Russia has borrowed heavily in terms of dollar due to Debt repayments from companies and banks got ripe. Around $50 billion have been raised during Oct-Dec and the number is simply growing up. Slide in the crude prices has also lead to significant growth in dollar borrowings as companies are unable to meet their debt obligations. But the hammering of the global currency would come when the dollar rallies and these borrowings become more expensive to finance in relative basis. Most of the “recovery” of the last five years has been fueled by cheap borrowed Dollars. Now that the US Dollar has broken out of a multi-year range, you’re going to see more and more “risk assets”.  The biggest risky asset is the oil junk bonds and also the derivative contracts across all segments. The big banks are holding trillions in commodity derivatives that could blow up if the price of oil does not rebound.  Overall, there are five U.S. banks that each hasmore than 40 trillion dollars of exposure to derivatives of all types, and the total global derivatives bubble is at least 700 trillion dollars at this point. Now the threat is this that if crude which is a ancillary commodity product of many commodities. Now if crude prices increases all derivative contracts get justified valuations otherwise the loss is not possible to be calculated.

Through derivative contracts high valuations of crude have been hold and hence there is high risk that they might boil down. Now thinking politically a war in any part of crude exporting country would be sufficed to drive the price up and support this plunge. But don’t get into wild speculations. So the oil companies that have locked in high prices for their oil in 2015 and 2016 are feeling pretty good right about now.  But who is on the other end of those contracts?  In many cases, it is the big Wall Street banks, and if the price of oil does not rebound substantially they could be facing absolutely colossal losses.

It has been estimated that the six largest “too big to fail” banks control $3.9 trillion in commodity derivatives contracts.  And a very large chunk of that amount is made up of oil derivatives. By the middle of this year we could be facing a situation where many of these oil producers have locked in a price of 90 or 100 dollars a barrel on their oil but the price is around the level 50 dollars a barrel. In simple terms an oil derivative typically involves an oil producer who wants to lock in the price at a future date, and a counterparty – typically a bank – willing to pay that price in exchange for the opportunity to earn additional profits if the price goes above the contract rate. The downside is that the bank has to make up the loss if the price dropNoble Energy and Devon Energy have both hedged over three-quarters of their output for 2015.Pioneer Natural Resources said it has options through 2016 covering two- thirds of its likely production. Hence those who are making merry Christmas celebration for the low crude prices would land up in huge precarious conditions.

The depth is more deep from here. Falling crude prices has lead bankruptcy filing to be on a increasing scale. For example, Continental Resources cashed out approximately 4 billion dollars in hedges about a month ago in a gamble that oil prices would go back up.  Instead, they just kept falling, so now this company is likely headed for some rough financial times. The global economy and the interconnected bank transactions are the hidden time bombs which will burst and bring stupendous T-sunami across the financial markets through these derivative products.

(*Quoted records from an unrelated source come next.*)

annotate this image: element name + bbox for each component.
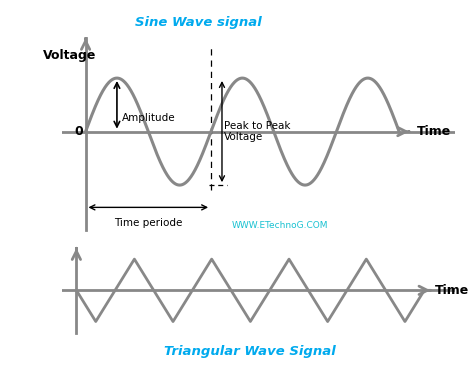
Text: Time periode: Time periode <box>114 218 182 228</box>
Text: Peak to Peak
Voltage: Peak to Peak Voltage <box>224 121 291 142</box>
Text: Sine Wave signal: Sine Wave signal <box>135 16 262 29</box>
Text: Voltage: Voltage <box>43 49 96 62</box>
Text: Amplitude: Amplitude <box>122 113 175 123</box>
Text: WWW.ETechnoG.COM: WWW.ETechnoG.COM <box>232 221 328 230</box>
Text: Time: Time <box>435 284 470 297</box>
Text: Time: Time <box>417 125 451 138</box>
Text: 0: 0 <box>74 125 83 138</box>
Text: Triangular Wave Signal: Triangular Wave Signal <box>164 345 336 358</box>
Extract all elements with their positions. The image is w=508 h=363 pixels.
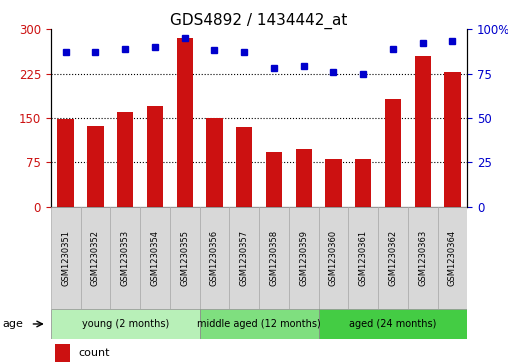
Bar	[51, 309, 200, 339]
Title: GDS4892 / 1434442_at: GDS4892 / 1434442_at	[170, 13, 348, 29]
Bar	[200, 309, 319, 339]
Bar	[200, 207, 229, 309]
Bar	[444, 72, 461, 207]
Bar	[319, 207, 348, 309]
Text: GSM1230358: GSM1230358	[269, 230, 278, 286]
Text: age: age	[3, 319, 23, 329]
Bar	[110, 207, 140, 309]
Bar	[87, 126, 104, 207]
Bar	[408, 207, 437, 309]
Bar	[348, 207, 378, 309]
Text: GSM1230351: GSM1230351	[61, 230, 70, 286]
Bar	[385, 99, 401, 207]
Bar	[437, 207, 467, 309]
Bar	[229, 207, 259, 309]
Text: GSM1230356: GSM1230356	[210, 230, 219, 286]
Text: GSM1230361: GSM1230361	[359, 230, 368, 286]
Bar	[415, 56, 431, 207]
Bar	[176, 38, 193, 207]
Bar	[296, 149, 312, 207]
Text: GSM1230359: GSM1230359	[299, 230, 308, 286]
Text: count: count	[78, 348, 109, 358]
Bar	[289, 207, 319, 309]
Text: GSM1230357: GSM1230357	[240, 230, 249, 286]
Bar	[325, 159, 342, 207]
Text: GSM1230362: GSM1230362	[389, 230, 397, 286]
Bar	[51, 207, 81, 309]
Bar	[81, 207, 110, 309]
Bar	[206, 118, 223, 207]
Text: GSM1230354: GSM1230354	[150, 230, 160, 286]
Bar	[140, 207, 170, 309]
Bar	[236, 127, 252, 207]
Text: aged (24 months): aged (24 months)	[350, 319, 437, 329]
Bar	[319, 309, 467, 339]
Text: GSM1230355: GSM1230355	[180, 230, 189, 286]
Bar	[117, 112, 134, 207]
Bar	[259, 207, 289, 309]
Bar	[57, 119, 74, 207]
Text: GSM1230360: GSM1230360	[329, 230, 338, 286]
Text: GSM1230363: GSM1230363	[418, 230, 427, 286]
Bar	[355, 159, 371, 207]
Bar	[55, 344, 70, 362]
Bar	[170, 207, 200, 309]
Text: middle aged (12 months): middle aged (12 months)	[197, 319, 321, 329]
Text: GSM1230352: GSM1230352	[91, 230, 100, 286]
Bar	[266, 152, 282, 207]
Bar	[378, 207, 408, 309]
Text: GSM1230353: GSM1230353	[121, 230, 130, 286]
Text: young (2 months): young (2 months)	[82, 319, 169, 329]
Bar	[147, 106, 163, 207]
Text: GSM1230364: GSM1230364	[448, 230, 457, 286]
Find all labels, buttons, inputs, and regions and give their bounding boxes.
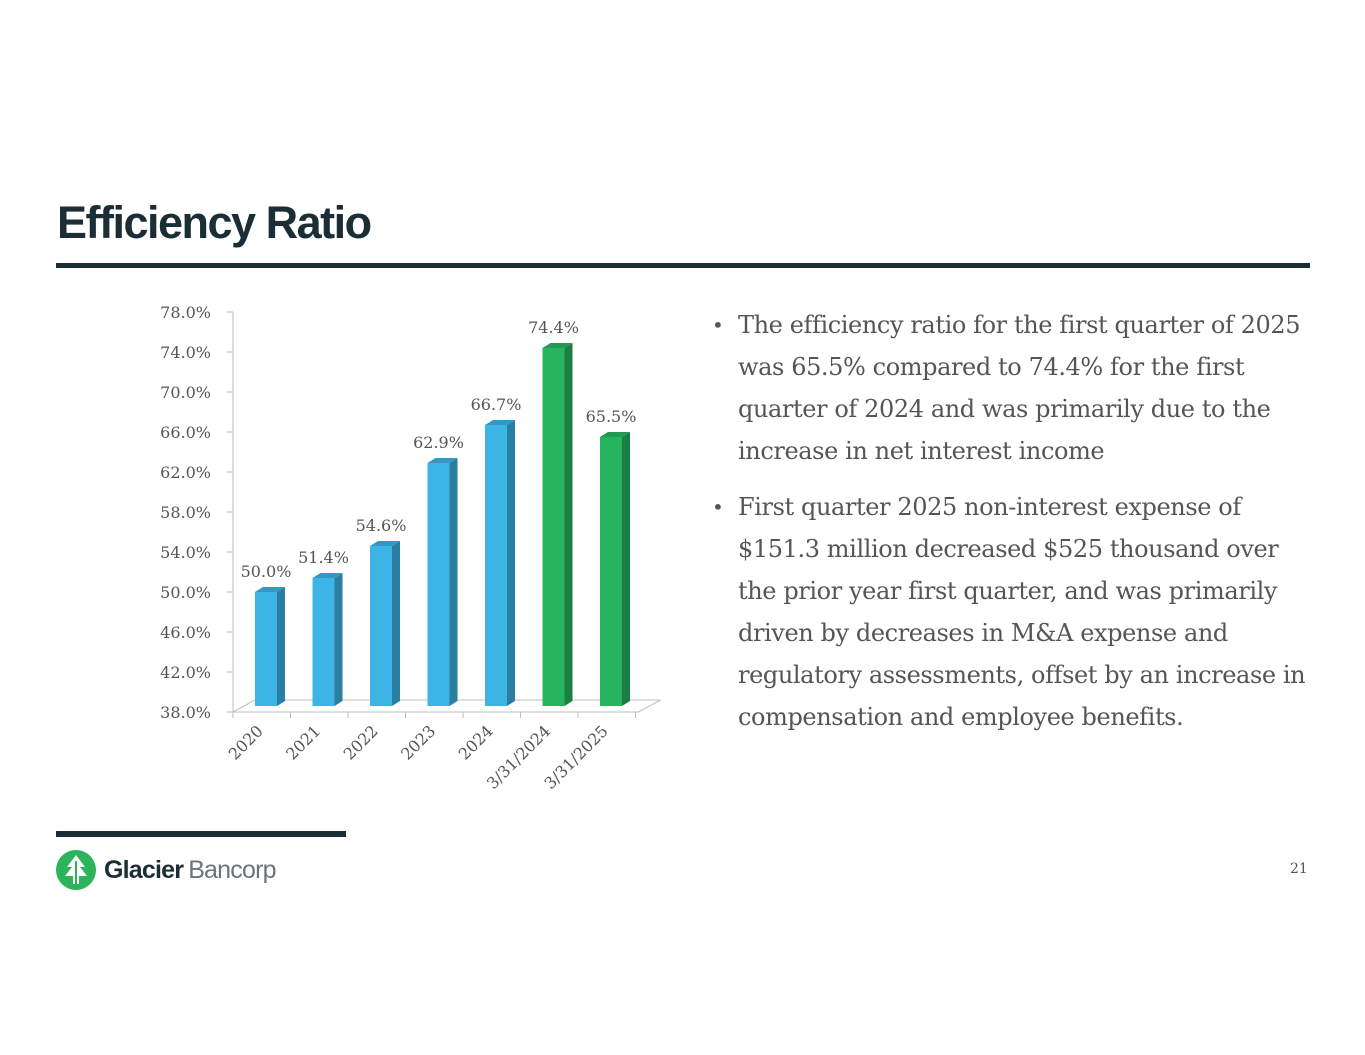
bar-data-label: 54.6%: [356, 516, 407, 535]
y-tick-label: 74.0%: [160, 343, 211, 362]
x-tick-label: 2021: [282, 721, 324, 763]
bar-top: [600, 432, 630, 437]
x-tick-label: 2022: [340, 721, 382, 763]
y-tick-label: 50.0%: [160, 583, 211, 602]
bullet-item: • First quarter 2025 non-interest expense…: [712, 486, 1312, 738]
efficiency-ratio-chart: 38.0% 42.0% 46.0% 50.0% 54.0% 58.0% 62.0% 66.0%…: [160, 303, 661, 793]
bar-top: [312, 573, 343, 578]
bar-data-label: 65.5%: [586, 407, 637, 426]
page-number: 21: [1290, 861, 1308, 877]
bar-data-label: 66.7%: [471, 395, 522, 414]
bar-top: [427, 458, 458, 463]
bar-side: [392, 541, 400, 706]
bar: [427, 463, 450, 706]
bar-side: [622, 432, 630, 706]
bar: [542, 348, 565, 706]
title-divider: [56, 263, 1310, 268]
y-tick-label: 58.0%: [160, 503, 211, 522]
bar-top: [485, 420, 515, 425]
slide-title: Efficiency Ratio: [57, 197, 372, 248]
bar: [600, 437, 622, 706]
bar-data-label: 50.0%: [241, 562, 292, 581]
y-tick-label: 54.0%: [160, 543, 211, 562]
y-tick-label: 62.0%: [160, 463, 211, 482]
bar: [312, 578, 335, 706]
bar-top: [542, 343, 573, 348]
y-tick-label: 38.0%: [160, 703, 211, 722]
bar-top: [370, 541, 400, 546]
bar-side: [277, 587, 285, 706]
bar: [485, 425, 507, 706]
bar-data-label: 51.4%: [298, 548, 349, 567]
logo-name-light: Bancorp: [188, 855, 276, 884]
bullet-text: The efficiency ratio for the first quart…: [738, 311, 1301, 465]
y-tick-label: 46.0%: [160, 623, 211, 642]
logo-name-bold: Glacier: [104, 855, 184, 884]
bullet-icon: •: [712, 313, 724, 337]
x-tick-label: 2023: [397, 721, 439, 763]
bullet-icon: •: [712, 495, 724, 519]
bar-top: [255, 587, 285, 592]
y-tick-label: 66.0%: [160, 423, 211, 442]
bar: [255, 592, 277, 706]
x-tick-label: 2020: [225, 721, 267, 763]
bar-side: [334, 573, 343, 706]
company-logo: Glacier Bancorp: [55, 849, 276, 891]
x-tick-label: 2024: [455, 721, 497, 763]
footer-divider: [56, 831, 346, 837]
bar-data-label: 62.9%: [413, 433, 464, 452]
bar-data-label: 74.4%: [528, 318, 579, 337]
y-tick-label: 42.0%: [160, 663, 211, 682]
bullet-item: • The efficiency ratio for the first quar…: [712, 304, 1312, 472]
y-tick-label: 70.0%: [160, 383, 211, 402]
y-tick-label: 78.0%: [160, 303, 211, 322]
bar-side: [449, 458, 458, 706]
commentary-list: • The efficiency ratio for the first quar…: [712, 304, 1312, 752]
bar: [370, 546, 392, 706]
bar-side: [507, 420, 515, 706]
bullet-text: First quarter 2025 non-interest expense …: [738, 493, 1306, 731]
bar-side: [564, 343, 573, 706]
tree-icon: [56, 850, 96, 890]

I find the US citizens are again going to take up the hit of the bankruptcy and the tax payers funds are going to get into bailouts. Yes the world might think that the new amendment law of US to protect the tax payer’s money is sufficient but unfortunately the policy makers created a loophole into the system.Find below the list of Banks position in derivatives: Well the list is Q1 2014 and hence updated numbers would be on the higher side.

Under the Lincoln Amendment, FDIC-insured banks were not allowed to put depositor funds at risk for their bets on derivatives, with certain broad exceptions.

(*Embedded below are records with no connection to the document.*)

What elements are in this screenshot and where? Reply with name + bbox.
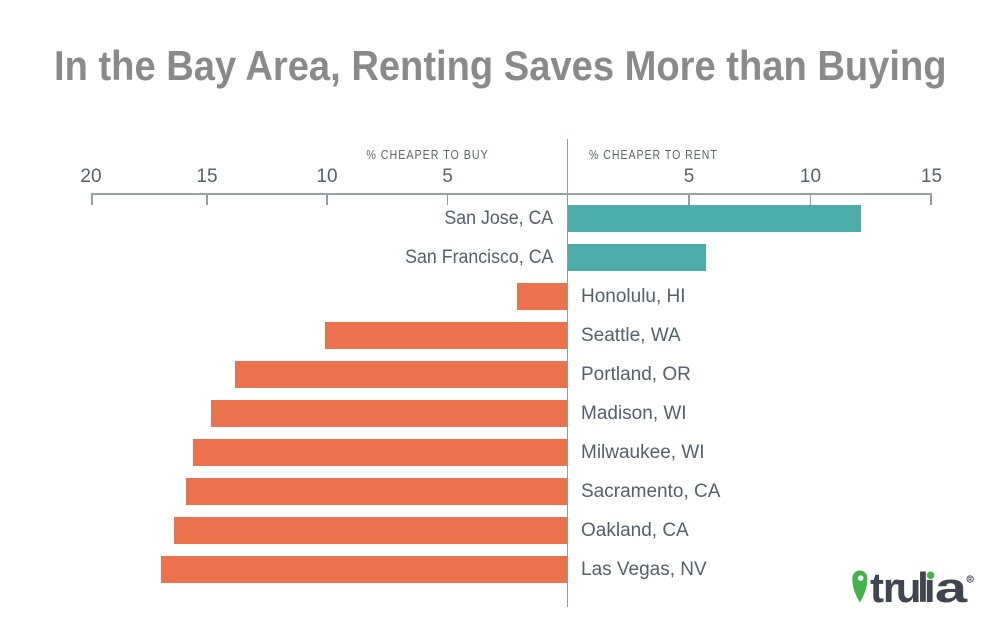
- svg-text:R: R: [968, 577, 972, 583]
- svg-text:trulı: trulı: [870, 564, 936, 611]
- svg-text:a: a: [935, 564, 968, 611]
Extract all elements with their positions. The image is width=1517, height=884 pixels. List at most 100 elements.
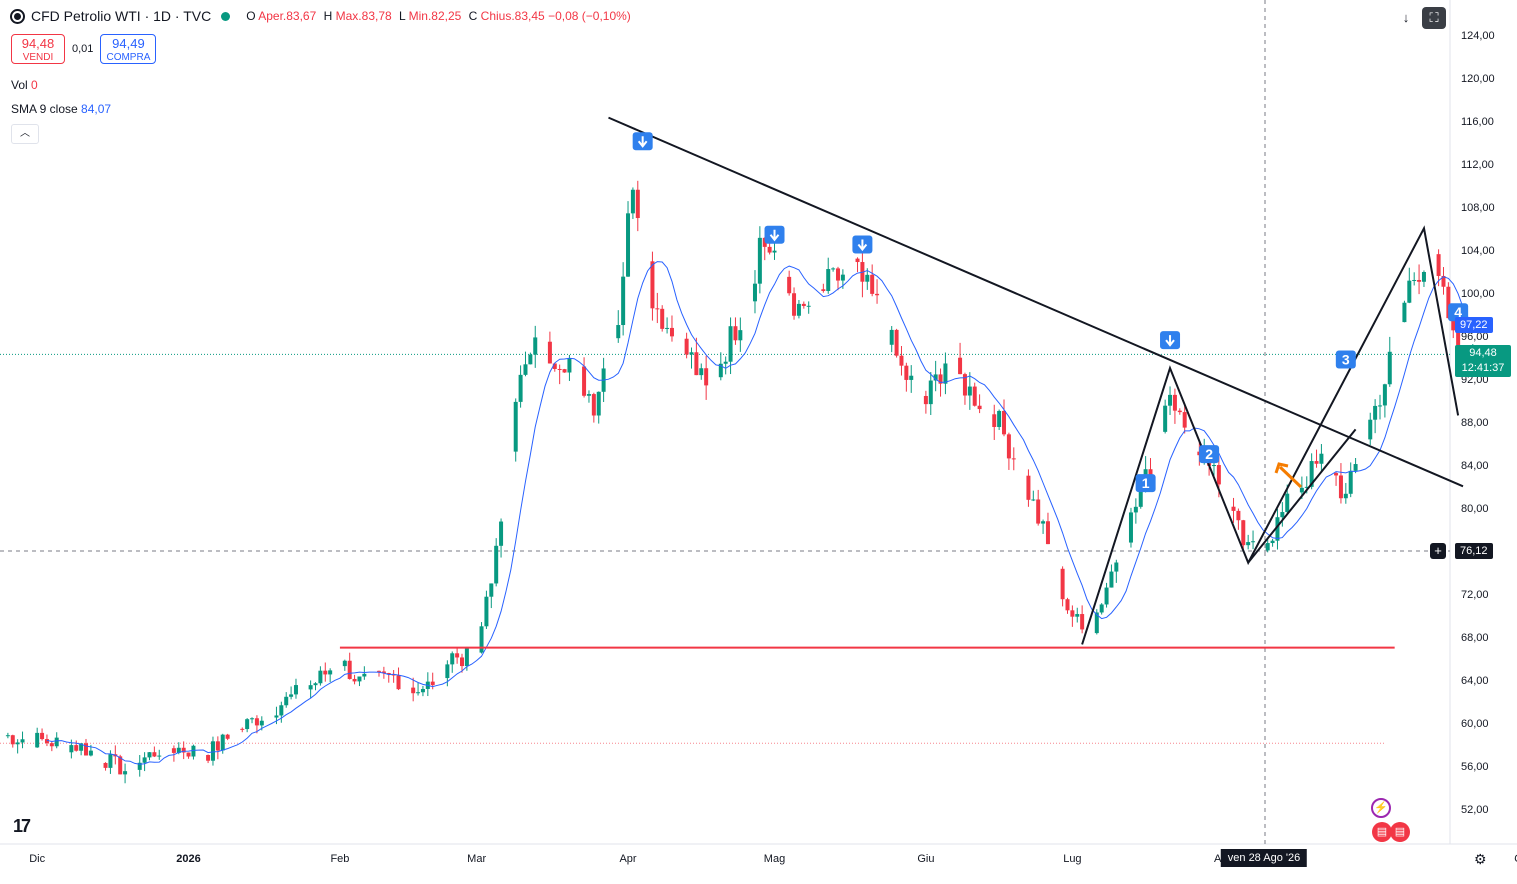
- candle-body: [1304, 486, 1309, 488]
- candle-body: [772, 250, 777, 253]
- candle-body: [1348, 470, 1353, 494]
- candle: [1163, 399, 1168, 434]
- candle-body: [1382, 384, 1387, 406]
- orange-arrow-icon: [1278, 465, 1303, 489]
- price-tick-label: 80,00: [1461, 503, 1489, 515]
- candle-body: [445, 664, 450, 679]
- candle-body: [40, 732, 45, 740]
- candle-body: [669, 327, 674, 337]
- candle-body: [894, 329, 899, 356]
- candle: [254, 715, 259, 734]
- candle-body: [518, 374, 523, 402]
- add-alert-icon[interactable]: +: [1430, 543, 1446, 559]
- sma-legend[interactable]: SMA 9 close 84,07: [11, 102, 112, 116]
- symbol-header[interactable]: CFD Petrolio WTI · 1D · TVC O Aper.83,67…: [10, 8, 631, 24]
- download-icon[interactable]: ↓: [1402, 10, 1410, 25]
- candle: [489, 583, 494, 609]
- crosshair-price-tag: 76,12: [1455, 543, 1493, 559]
- candle-body: [1006, 434, 1011, 459]
- wave-label-box: [1448, 303, 1469, 322]
- candle-body: [875, 293, 880, 296]
- candle-body: [596, 391, 601, 416]
- candle-body: [123, 771, 128, 775]
- bar-countdown: 12:41:37: [1461, 362, 1505, 374]
- price-tick-label: 56,00: [1461, 761, 1489, 773]
- us-flag-icon[interactable]: ▤: [1372, 822, 1392, 842]
- symbol-icon: [10, 8, 25, 24]
- candle-body: [933, 374, 938, 381]
- candle: [1441, 267, 1446, 295]
- candle: [875, 279, 880, 304]
- time-tick-label: Giu: [917, 853, 935, 865]
- candle: [723, 356, 728, 375]
- candle-body: [293, 685, 298, 695]
- candle-body: [694, 352, 699, 376]
- candle-body: [157, 755, 162, 757]
- candle-body: [1075, 614, 1080, 617]
- drawings: [339, 116, 1464, 649]
- candle-body: [591, 394, 596, 416]
- candle-body: [411, 687, 416, 694]
- collapse-legend-button[interactable]: ︿: [11, 124, 39, 144]
- candle-body: [484, 596, 489, 627]
- candle-body: [616, 325, 621, 339]
- price-tick-label: 104,00: [1461, 245, 1495, 257]
- price-tick-label: 112,00: [1461, 159, 1494, 171]
- candle-body: [1031, 499, 1036, 501]
- marker-arrow: [857, 239, 868, 252]
- candle-body: [181, 747, 186, 753]
- candle-body: [420, 688, 425, 693]
- candle: [499, 518, 504, 558]
- sma9-line: [46, 261, 1474, 765]
- tradingview-logo-icon: 17: [13, 816, 31, 836]
- candle-body: [430, 681, 435, 686]
- price-tick-label: 84,00: [1461, 460, 1489, 472]
- candle: [889, 326, 894, 353]
- price-tick-label: 72,00: [1461, 589, 1489, 601]
- candle: [967, 372, 972, 410]
- price-tick-label: 100,00: [1461, 288, 1495, 300]
- fullscreen-icon[interactable]: ⛶: [1422, 7, 1446, 29]
- candle-body: [1002, 410, 1007, 435]
- candle: [518, 365, 523, 408]
- volume-legend[interactable]: Vol 0: [11, 78, 38, 92]
- wave-label-3: 3: [1335, 350, 1356, 369]
- candle-body: [455, 653, 460, 658]
- candle: [655, 292, 660, 324]
- candle-body: [35, 732, 40, 748]
- candle: [943, 352, 948, 395]
- candle-body: [821, 289, 826, 291]
- candle-body: [460, 657, 465, 667]
- lightning-icon[interactable]: ⚡: [1371, 798, 1391, 818]
- candle: [1114, 559, 1119, 583]
- settings-gear-icon[interactable]: ⚙: [1474, 851, 1487, 867]
- candle-body: [245, 719, 250, 730]
- symbol-title[interactable]: CFD Petrolio WTI · 1D · TVC: [31, 8, 212, 24]
- sell-button[interactable]: 94,48 VENDI: [11, 34, 65, 64]
- candle: [479, 622, 484, 654]
- candle-body: [396, 675, 401, 690]
- candle: [289, 686, 294, 700]
- marker-arrow: [1165, 335, 1175, 347]
- buy-button[interactable]: 94,49 COMPRA: [100, 34, 157, 64]
- candle: [396, 667, 401, 691]
- candle-body: [1319, 453, 1324, 464]
- candle: [923, 390, 928, 414]
- candle-body: [103, 762, 108, 768]
- candle: [1246, 534, 1251, 550]
- candle-body: [972, 386, 977, 406]
- us-flag-icon-2[interactable]: ▤: [1390, 822, 1410, 842]
- candle-body: [352, 678, 357, 682]
- candle-body: [992, 414, 997, 427]
- candle-body: [1241, 520, 1246, 546]
- candle-body: [1231, 506, 1236, 511]
- candle-body: [137, 762, 142, 770]
- candle: [689, 347, 694, 369]
- candle: [455, 647, 460, 664]
- candle-body: [1036, 499, 1041, 524]
- market-status-icon: [221, 11, 231, 21]
- candle: [972, 382, 977, 407]
- candle-body: [15, 742, 20, 745]
- price-tick-label: 116,00: [1461, 116, 1494, 128]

Starting in 2013, federally insured banks would be prohibited from directly engaging in derivative transactions not specifically hedging (1) lending risks, (2) interest rate volatility, and (3) cushion against credit defaults. The “push-out rule” sought to force banks to move their speculative trading into non-federally insured subsidiaries.

The Federal Reserve and Office of the Comptroller of the Currency in 2013 allowed a two-year delay on the condition that banks take steps to move swaps to subsidiaries that don’t benefit from federal deposit insurance or borrowing directly from the Fed. 

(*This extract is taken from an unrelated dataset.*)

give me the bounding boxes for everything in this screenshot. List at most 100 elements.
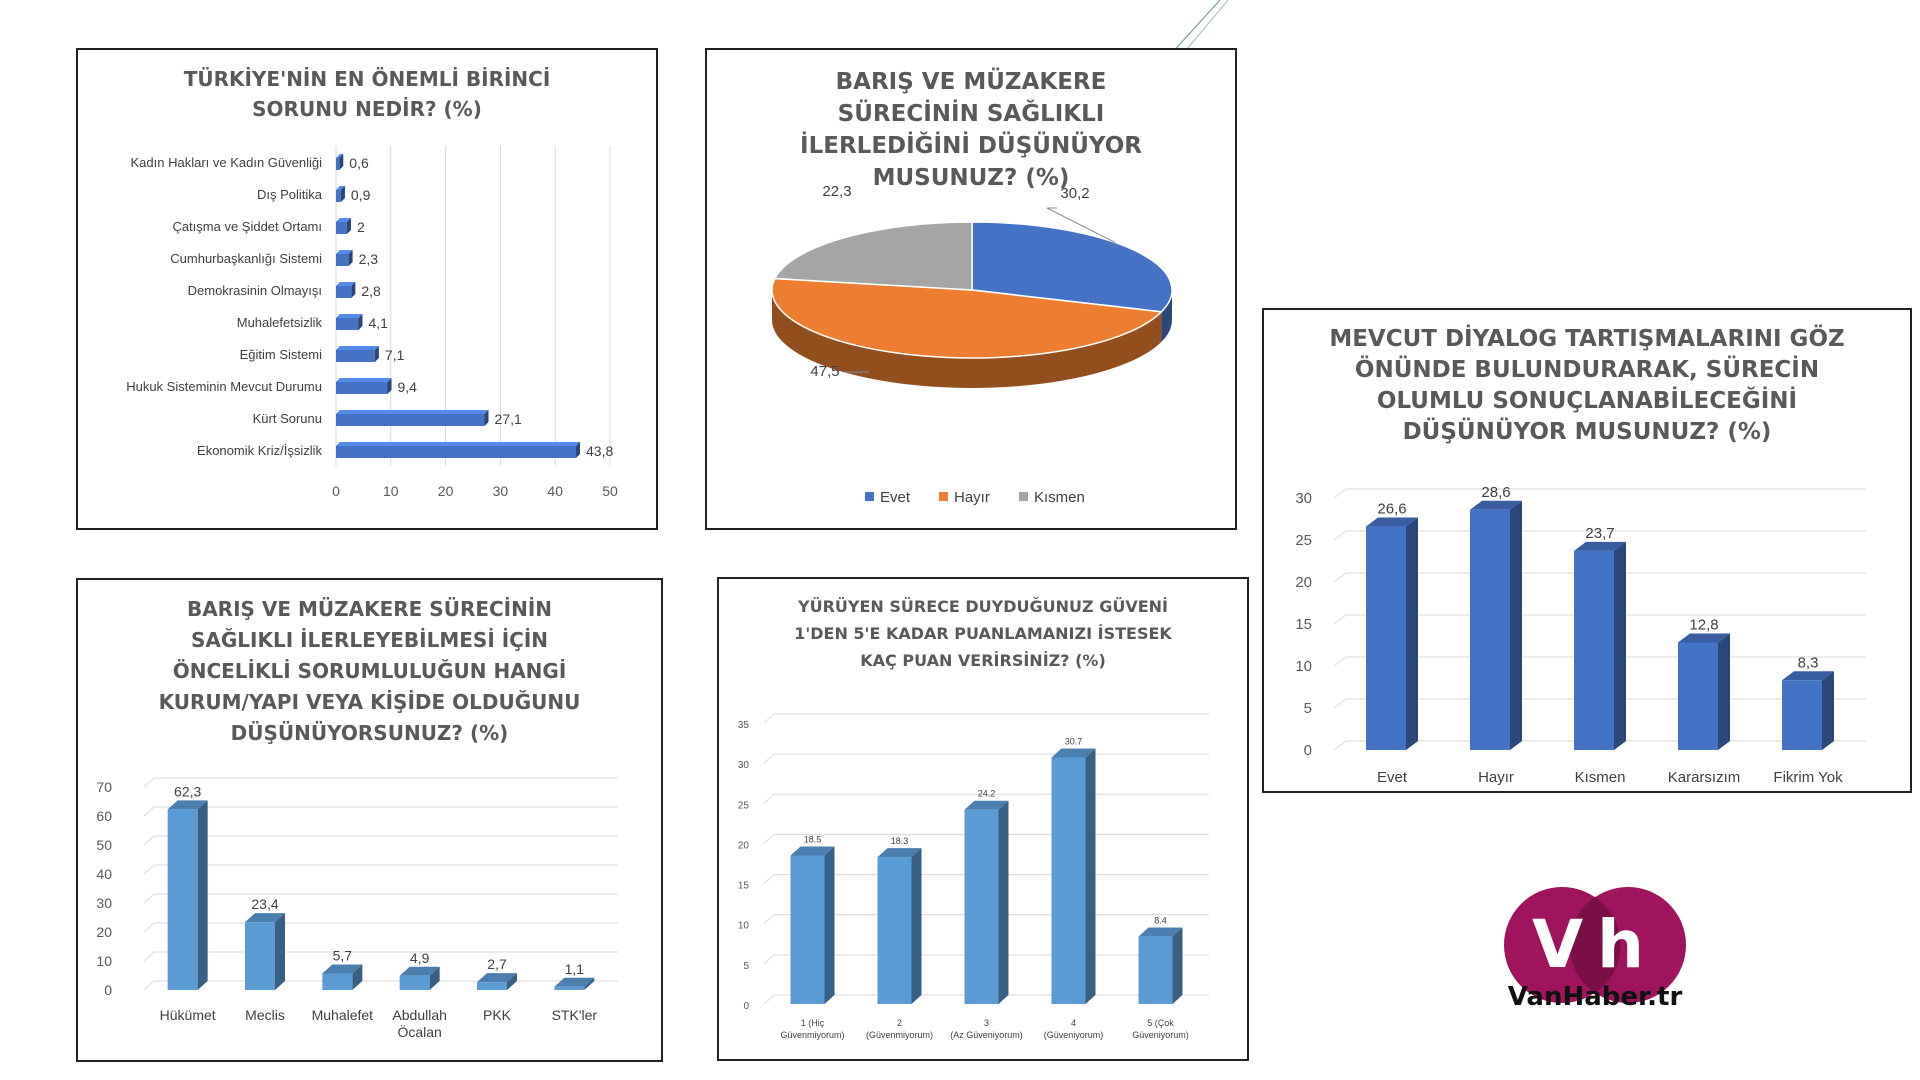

The rule would have impacted the $280 trillion in derivatives primarily held by the “too-big-to-fail (TBTF) banks that include JPMorgan Chase, Bank of America, Citigroup, and Wells Fargo. Although 95% of TBTF derivative holdings are exempt as legitimate lending hedges, leveraging cheap money from the U.S. Federal Reserve into $10 trillion of derivative speculation is one of the TBTF banks’ most profitable business activities. Hence stop praying for low crude prices.If crude prices don't increase all derivatives would go for a wild burst.